И тут я увидела их, злые ветры из песни. Они были совсем не похожи на метель за окном. Обдирая землю от снега, они сносили крыши, валили столбы и деревья, а с людей словно снимали кожу, и вместо привычных и осмысленных человеческих лиц на меня начинали смотреть тупые, озверелые морды. Это было так страшно, что я закричала. И не с восточной стороны несло ветра, а с запада догоняли они наш поезд, и он не успевал уйти от них.

Мне на лоб легла тяжелая, прохладная ладонь.

— Да она вся горит, — сказал чей-то вроде бы уже слышанный бархатный голос. — Ребята, у кого-нибудь есть аспирин?

Меня поворачивали, приподнимали, совали в рот таблетки.

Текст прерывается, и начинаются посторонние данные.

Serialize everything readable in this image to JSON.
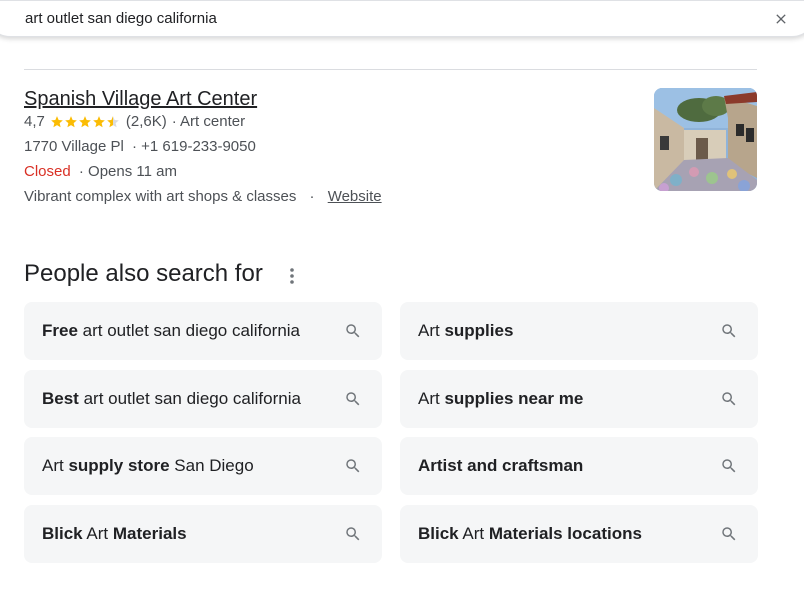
{
  "search": {
    "query": "art outlet san diego california"
  },
  "place": {
    "name": "Spanish Village Art Center",
    "rating": "4,7",
    "stars": 4.5,
    "reviews": "(2,6K)",
    "category": "· Art center",
    "address": "1770 Village Pl",
    "phone": "· +1 619-233-9050",
    "status": "Closed",
    "opens": "· Opens 11 am",
    "description": "Vibrant complex with art shops & classes",
    "separator": "·",
    "website_label": "Website"
  },
  "people_also_search": {
    "title": "People also search for",
    "items": [
      {
        "parts": [
          {
            "t": "Free",
            "b": true
          },
          {
            "t": " art outlet san diego california",
            "b": false
          }
        ]
      },
      {
        "parts": [
          {
            "t": "Art ",
            "b": false
          },
          {
            "t": "supplies",
            "b": true
          }
        ]
      },
      {
        "parts": [
          {
            "t": "Best",
            "b": true
          },
          {
            "t": " art outlet san diego california",
            "b": false
          }
        ]
      },
      {
        "parts": [
          {
            "t": "Art ",
            "b": false
          },
          {
            "t": "supplies near me",
            "b": true
          }
        ]
      },
      {
        "parts": [
          {
            "t": "Art ",
            "b": false
          },
          {
            "t": "supply store",
            "b": true
          },
          {
            "t": " San Diego",
            "b": false
          }
        ]
      },
      {
        "parts": [
          {
            "t": "Artist and craftsman",
            "b": true
          }
        ]
      },
      {
        "parts": [
          {
            "t": "Blick",
            "b": true
          },
          {
            "t": " Art ",
            "b": false
          },
          {
            "t": "Materials",
            "b": true
          }
        ]
      },
      {
        "parts": [
          {
            "t": "Blick",
            "b": true
          },
          {
            "t": " Art ",
            "b": false
          },
          {
            "t": "Materials locations",
            "b": true
          }
        ]
      }
    ]
  },
  "colors": {
    "star": "#fbbc04",
    "closed": "#d93025",
    "chip_bg": "#f5f6f7"
  },
  "icons": {
    "close": "close-icon",
    "more": "more-vert-icon",
    "search": "search-icon",
    "star": "star-icon"
  }
}
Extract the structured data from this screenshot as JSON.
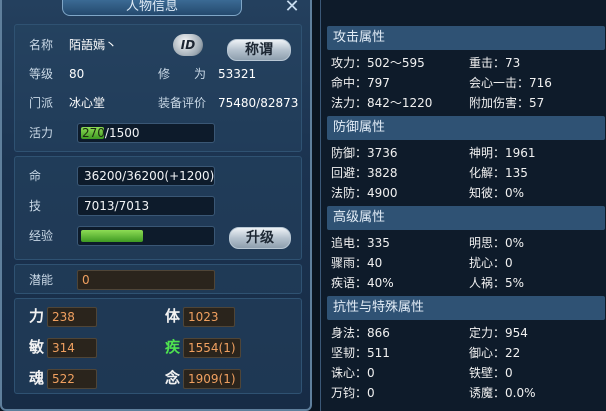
{
  "left": {
    "title": "人物信息",
    "name_label": "名称",
    "name_value": "陌語嫣丶",
    "id_label": "ID",
    "title_button": "称谓",
    "level_label": "等级",
    "level_value": "80",
    "cultivation_label": "修　　为",
    "cultivation_value": "53321",
    "sect_label": "门派",
    "sect_value": "冰心堂",
    "gear_label": "装备评价",
    "gear_value": "75480/82873",
    "vitality_label": "活力",
    "vitality_current": "270",
    "vitality_max": "/1500",
    "vitality_fraction": 0.18,
    "hp_label": "命",
    "hp_value": "36200/36200(+1200)",
    "mp_label": "技",
    "mp_value": "7013/7013",
    "exp_label": "经验",
    "exp_fraction": 0.48,
    "upgrade_button": "升级",
    "potential_label": "潜能",
    "potential_value": "0",
    "attrs": [
      {
        "label": "力",
        "value": "238"
      },
      {
        "label": "体",
        "value": "1023"
      },
      {
        "label": "敏",
        "value": "314"
      },
      {
        "label": "疾",
        "value": "1554(1)"
      },
      {
        "label": "魂",
        "value": "522"
      },
      {
        "label": "念",
        "value": "1909(1)"
      }
    ]
  },
  "right": {
    "attack": {
      "header": "攻击属性",
      "rows": [
        [
          "攻力：502～595",
          "重击：73"
        ],
        [
          "命中：797",
          "会心一击：716"
        ],
        [
          "法力：842～1220",
          "附加伤害：57"
        ]
      ]
    },
    "defense": {
      "header": "防御属性",
      "rows": [
        [
          "防御：3736",
          "神明：1961"
        ],
        [
          "回避：3828",
          "化解：135"
        ],
        [
          "法防：4900",
          "知彼：0%"
        ]
      ]
    },
    "advanced": {
      "header": "高级属性",
      "rows": [
        [
          "追电：335",
          "明思：0%"
        ],
        [
          "骤雨：40",
          "扰心：0"
        ],
        [
          "疾语：40%",
          "人祸：5%"
        ]
      ]
    },
    "resist": {
      "header": "抗性与特殊属性",
      "rows": [
        [
          "身法：866",
          "定力：954"
        ],
        [
          "坚韧：511",
          "御心：22"
        ],
        [
          "诛心：0",
          "铁壁：0"
        ],
        [
          "万钧：0",
          "诱魔：0.0%"
        ]
      ]
    }
  }
}
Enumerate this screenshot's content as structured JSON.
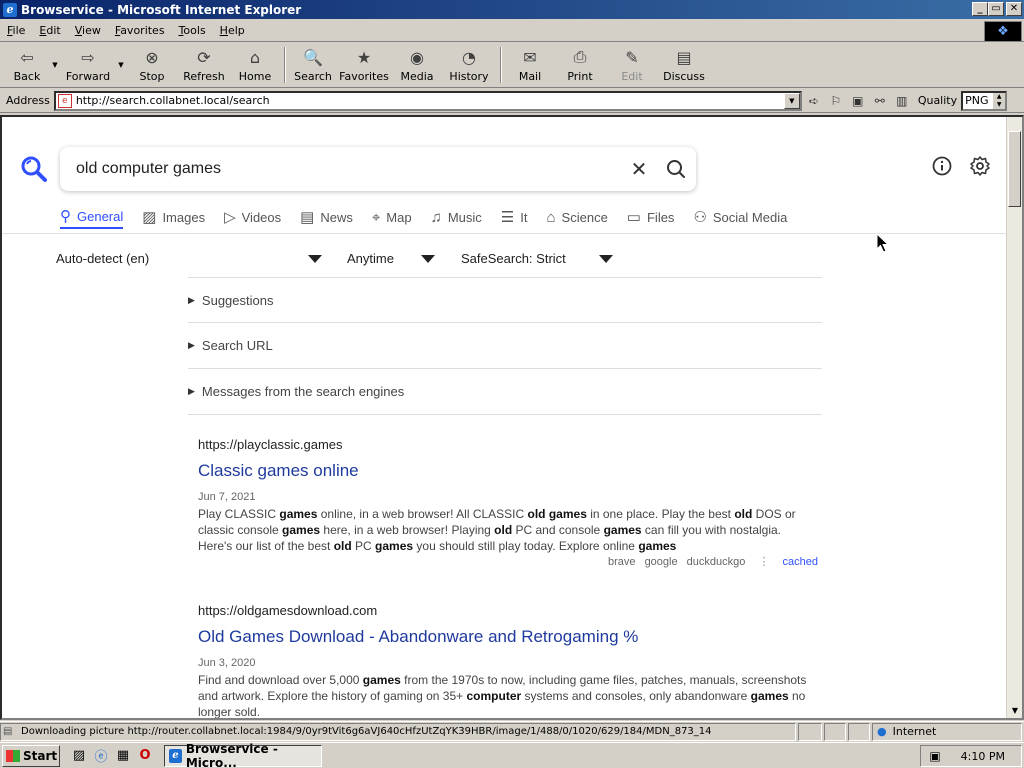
{
  "window": {
    "title": "Browservice - Microsoft Internet Explorer",
    "minimize": "_",
    "restore": "▭",
    "close": "✕"
  },
  "menu": [
    "File",
    "Edit",
    "View",
    "Favorites",
    "Tools",
    "Help"
  ],
  "toolbar": {
    "back": "Back",
    "forward": "Forward",
    "stop": "Stop",
    "refresh": "Refresh",
    "home": "Home",
    "search": "Search",
    "favorites": "Favorites",
    "media": "Media",
    "history": "History",
    "mail": "Mail",
    "print": "Print",
    "edit": "Edit",
    "discuss": "Discuss"
  },
  "address": {
    "label": "Address",
    "url": "http://search.collabnet.local/search",
    "quality_label": "Quality",
    "quality_value": "PNG"
  },
  "search": {
    "query": "old computer games",
    "categories": [
      "General",
      "Images",
      "Videos",
      "News",
      "Map",
      "Music",
      "It",
      "Science",
      "Files",
      "Social Media"
    ],
    "active_category": "General"
  },
  "filters": {
    "language": "Auto-detect (en)",
    "time": "Anytime",
    "safesearch": "SafeSearch: Strict"
  },
  "collapsers": [
    "Suggestions",
    "Search URL",
    "Messages from the search engines"
  ],
  "results": [
    {
      "url": "https://playclassic.games",
      "title": "Classic games online",
      "date": "Jun 7, 2021",
      "snippet_html": "Play CLASSIC <b>games</b> online, in a web browser! All CLASSIC <b>old games</b> in one place. Play the best <b>old</b> DOS or classic console <b>games</b> here, in a web browser! Playing <b>old</b> PC and console <b>games</b> can fill you with nostalgia. Here's our list of the best <b>old</b> PC <b>games</b> you should still play today. Explore online <b>games</b>",
      "engines": [
        "brave",
        "google",
        "duckduckgo"
      ],
      "cached": "cached"
    },
    {
      "url": "https://oldgamesdownload.com",
      "title": "Old Games Download - Abandonware and Retrogaming %",
      "date": "Jun 3, 2020",
      "snippet_html": "Find and download over 5,000 <b>games</b> from the 1970s to now, including game files, patches, manuals, screenshots and artwork. Explore the history of gaming on 35+ <b>computer</b> systems and consoles, only abandonware <b>games</b> no longer sold."
    }
  ],
  "status": {
    "message": "Downloading picture http://router.collabnet.local:1984/9/0yr9tVit6g6aVJ640cHfzUtZqYK39HBR/image/1/488/0/1020/629/184/MDN_873_14",
    "zone": "Internet"
  },
  "taskbar": {
    "start": "Start",
    "task": "Browservice - Micro...",
    "clock": "4:10 PM"
  },
  "colors": {
    "accent": "#3050ff",
    "title_link": "#1f3a9e",
    "titlebar": "#0a246a"
  }
}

— Чай давайте, — требовал кто-то, — и одеяла.

Стуча зубами, я глотала таблетки и тепловатый, противный чай. На меня наваливали одеяла, и под их тяжестью я будто проваливалась в сугроб, где сперва было колюче-холодно, но постепенно холод уходил, словно снег становился мягче и теплее.

Наконец ушли картинки перед глазами, я угрелась и стала засыпать. Укачивая, стучали и стучали на стыках колеса, мир был не без добрых людей, и жить пока было можно. До перестройки оставалось еще семь лет.